On peut, d'abord, évoquer le point particulier qui fondait le pourvoi et qui tenait à l'application, en l'espèce, des dispositions de l'article L. 110-4 du Code de commerce (N° Lexbase : L7242IAH) relatif à la prescription des "obligations nées à l'occasion de leur commerce entre commerçants et non-commerçants". Avant la réforme réalisée sur ce point par la loi n° 2008-561 du 17 juin 2008 (N° Lexbase : L9102H3I), ce texte retenait une prescription abrégée de dix ans, dérogatoire au regard de la prescription trentenaire de droit commun. En admettant, pour les besoins du raisonnement, que les obligations de notification et de publicité imposées par les textes précités puissent relever d'une quelconque prescription, l'arrêt ici commenté permet de faire litière de l'argument qui visait à faire entrer ces obligations dans le champ d'application du texte spécial du Code de commerce. En premier lieu, on peut certes tenir compte du fait que l'associé commandité, comme l'associé en nom collectif, se voit attribuer la qualité de commerçant par le seul effet de sa qualité d'associé (C. com., art. L. 221-1 N° Lexbase : L5797AIK et L. 222-1 N° Lexbase : L5814AI8). Pour autant, comme le relève à juste titre la Chambre commerciale, cette prescription abrégée (à l'époque des faits), ne s'applique qu'aux obligations "nées à l'occasion de leur commerce". Or, l'obligation de réaliser les diverses formalités destinées à rendre la cession opposable à la société et aux tiers ne saurait être considérée comme née à l'occasion d'un quelconque commerce. Le cédant, pas plus que le cessionnaire n'agissent dans le cadre de leur commerce en procédant à la cession de parts sociales. C'est la société qui fait le commerce, pas ses associés.

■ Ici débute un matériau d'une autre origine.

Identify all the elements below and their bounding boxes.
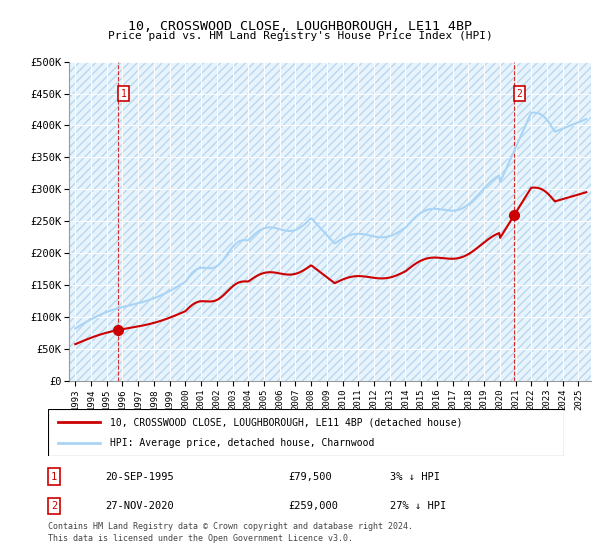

Si, comme le juge la Haute juridiction, et que l'on admet bien volontiers, les obligations destinées à rendre opposable aux tiers une cession de parts sociales ne relèvent pas de la règle spéciale de prescription de l'article L. 110-4 du Code de commerce, il reste à savoir si elles sont justiciables de la prescription de droit commun ou d'aucune prescription. Ce point n'est pas jugé par la Cour de cassation, le moyen tiré de la prescription trentenaire est en effet déclaré irrecevable car nouveau et mélangé de fait et de droit. On ne sait donc pas si, aux yeux de la Cour de cassation, l'obligation d'accomplir les formalités d'opposabilité d'une cession de parts sociales doit s'insérer dans la prescription de droit commun. Pour autant, il s'agit à notre avis d'une interrogation induite de la position adoptée. L'interférence d'une quelconque prescription avec le mécanisme de l'opposabilité à la société ou aux tiers d'une cession de parts sociales laisserait entendre qu'à l'issue de l'écoulement d'un délai, l'opposabilité de la cession serait acquise alors même que les formalités n'auraient pas été effectuées. Plus précisément, ni la société, ni les tiers, ne pourraient invoquer l'inopposabilité de la cession à l'expiration du délai de prescription. A notre avis, le simple énoncé d'une telle hypothèse suffit à déclencher sa réfutation. Ici, comme dans d'autres domaines le temps ne fait rien à l'affaire. L'opposabilité de la cession est sous la dépendance de l'accomplissement de formalités visées par les textes. Certes, la jurisprudence a pu admettre des assouplissements pour faire produire l'opposabilité d'une cession de parts sociales en considération d'autres évènements que ceux figurant aux textes (voir not. retenant l'effet d'opposabilité en cas de publication des statuts mis à jour constatant la cession des parts, Cass. com., 18 décembre 2007, n° 06-20.111, F-P+B N° Lexbase : A1240D3C, Bull. Joly, 2008, p. 287, note P. Le Cannu), mais en dehors de ces hypothèses, il n'a jamais, à notre connaissance, été jugé que l'opposabilité pouvait se trouver acquise mécaniquement par l'effet d'une prescription. L'écoulement du temps n'est pas un mode d'opposabilité d'une cession de parts sociales.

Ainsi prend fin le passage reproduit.